I felt odd, being out, being safe.  Spencer stands silently next to my bed, staring at his hands. I don't want to relax in case this is all a dream, I'll wake up and Spencer will be taken away from me. I reach out and touch him. The warmth of his skin under my fingertips feels so familiar. He finally looks at me and I feel like he's scared of the same thing I am. 

"I feel like you're about to dissapear." I whisper, breaking the silene that has fallen between us. 

"I know what you mean," he replies, threading his fingers through mine. "If this is a dream, its a pretty good one."

"Spencer-" 

"If this is just a really intense dream, then I'm going to enjoy it while it lasts." He sort of picks me up, lays down on the bed and cradles me to his chest. He presses his face into my hair and I hear him inhale deeply. "I really hope this isn't a dream."

I move so my face is right in front of his, taking his face in my hands. 

"I think  we're okay, I think this is real." I rest my forehead against his. He moves and kisses my lips softly, my heart races, as always. 
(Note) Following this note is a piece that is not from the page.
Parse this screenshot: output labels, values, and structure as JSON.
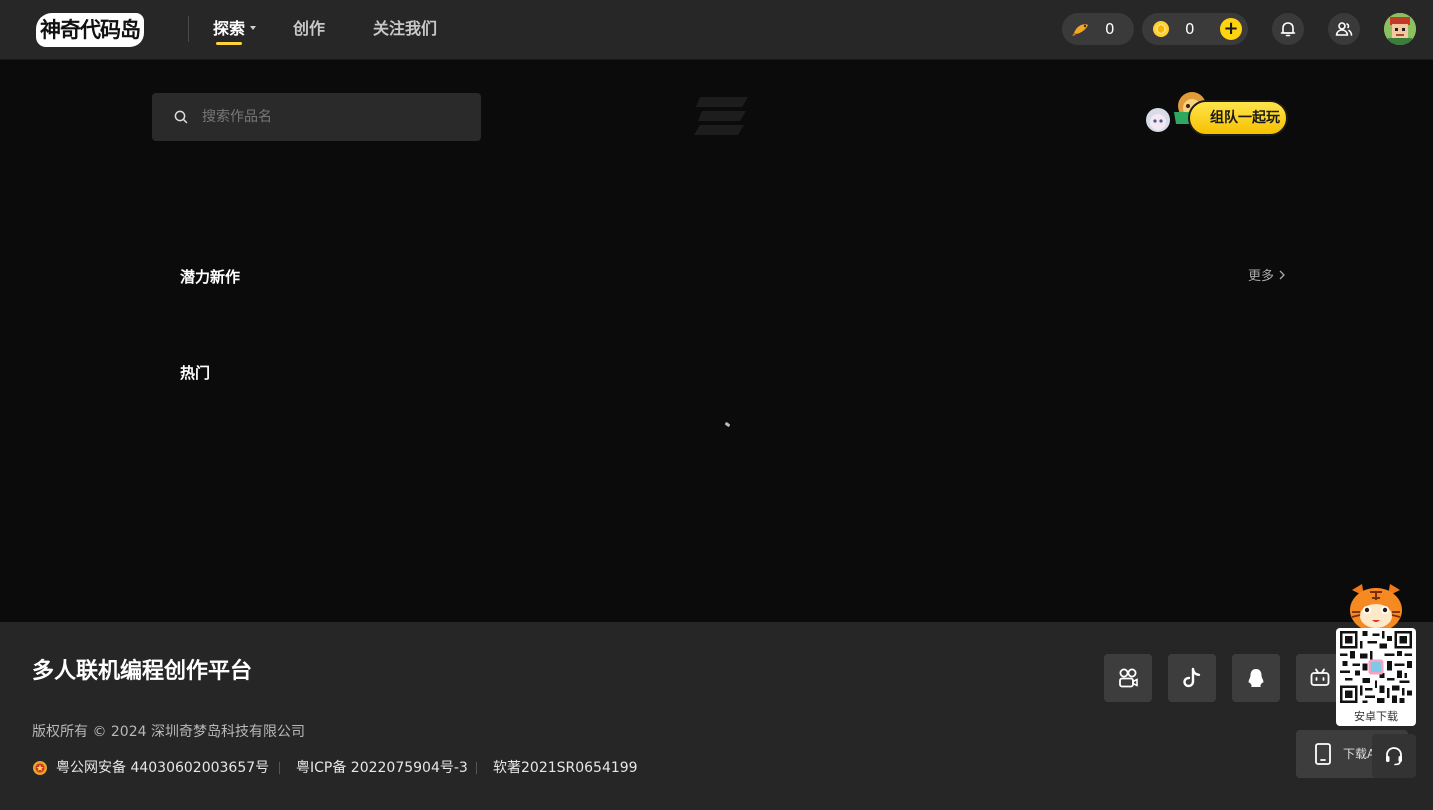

"Every second spent away from you was the most painful of my life, it tore me apart to watch that happen to you" he says as we pull away.

"I'm sorry you had to see that"

"Why are you apologising? It's my fault, I'm sorry" 

"Spencer, stop it, you can't blame yourself. I don't blame you. The only person to blame is that monster and whoever enabled him"

"But I should be there to protect you"

"I'm with you now that's what matters" I remind him, kissing him again. 

"I love you, I love you so much." he whispers fiercely, his eyes welling up. I feel my bottom lip begin to tremble as I think about that the fact I'm here, I'm safe.  In Spencer's arms, I am home.

"I love you too," The words burst from me as a sob shakes me chest, Spencer holds me closer. 

"What you've been through, what you were forced to do-" he starts but I interrupt.

"I don't want to talk about it right now, can I just enjoy being with you and not thinking because I know soon I'll have to think about it non-stop and for now I just need to think about you, okay?"

He nods and looks at me.

"Of course, Angel. I'm here, you're safe."

We stare at each other for another second before we both sob again. We hold each other and cry until we both are too tired to do anything but sleep.